The trial was performed at a dedicated large animal research facility in the Roslin Institute, University of Edinburgh. The study was conducted under Home Office (UK) License (Procedure Project License: PF5151DAF) in accordance with the Animal (Scientific Procedures) Act 1986. The choice of a porcine as a model is based on GI anatomy comparable with human (73, 74). This includes bowel dimensions, particularly lumen caliber and bowel wall structure. The trial was conducted with the porcine (British Landrace, female, 37 kg) placed under general, terminal anesthesia. The system was used in an operating theater that had access to a mobile fluoroscopy machine (“C-arm”, Ziehm Vision FD). The C-arm was only used for visualizing the RCE in situ and was not necessary for its operation. Before trial initiation, the bowel was cleaned gently with water to remove any residual fecal material, and the ESR_thresh was calibrated in situ. This was the main source of feedback during tests and provided a quantitative measure of transducer-tissue contact to inform RCE motion.

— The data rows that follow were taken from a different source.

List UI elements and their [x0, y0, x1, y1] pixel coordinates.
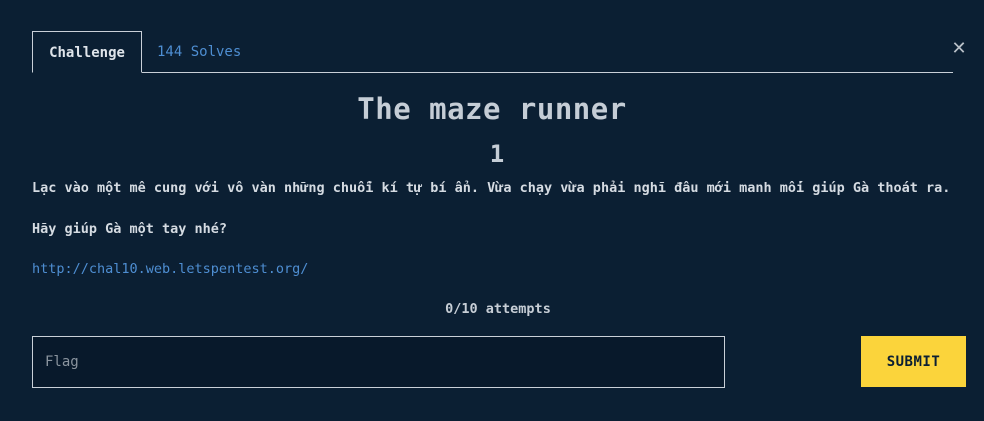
flag-input[interactable] — [32, 336, 725, 388]
challenge-title: The maze runner — [357, 92, 627, 126]
submit-button[interactable]: SUBMIT — [861, 336, 966, 387]
tab-challenge[interactable]: Challenge — [32, 31, 142, 73]
tab-solves[interactable]: 144 Solves — [157, 31, 241, 71]
challenge-tabs: Challenge 144 Solves — [32, 31, 953, 73]
challenge-description-line-1: Lạc vào một mê cung với vô vàn những chu… — [32, 180, 951, 196]
attempts-counter: 0/10 attempts — [445, 301, 551, 317]
challenge-modal: ✕ Challenge 144 Solves The maze runner 1… — [0, 0, 984, 421]
challenge-value: 1 — [489, 140, 505, 168]
challenge-link[interactable]: http://chal10.web.letspentest.org/ — [32, 261, 308, 277]
challenge-description-line-2: Hãy giúp Gà một tay nhé? — [32, 221, 228, 237]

The RCE was inserted per rectum and was advanced about 20 cm into the colon by a combination of pushing the tether and magnetic actuation. Air and water were administered through the irrigation channel when deemed necessary either to distend the bowel to advance the RCE or for improving transducer coupling. During teleoperated echo detection experiments, the RCE was first placed in a decoupled configuration. The test was then started, and the user increased the contact force and adjusted tilt within a predefined range until multiple distinct echoes were found or until no echo was found after more than 1 min of tilting motions. The RCE was then decoupled before completing the next repetition. During autonomous echo detection tests, the user placed the RCE in the colon and decoupled the transducer in the same way as the teleoperated experiments; however, in this case, the autonomous routine was started by pressing a button. The system then performed a search routine in which the RCE was tilted within a 10° range (−15° to −25°), and the force was increased. When an echo was detected, the system autonomously attempted to maintain the current configuration (tilting back and forth to compensate for environmental disturbances). If lost again, the search routine resumed. Movie S3 summarizes the in vivo work. Once the experiments were completed, the animal was euthanized, and necropsy was performed. There was no evidence of colonic perforation or gross trauma.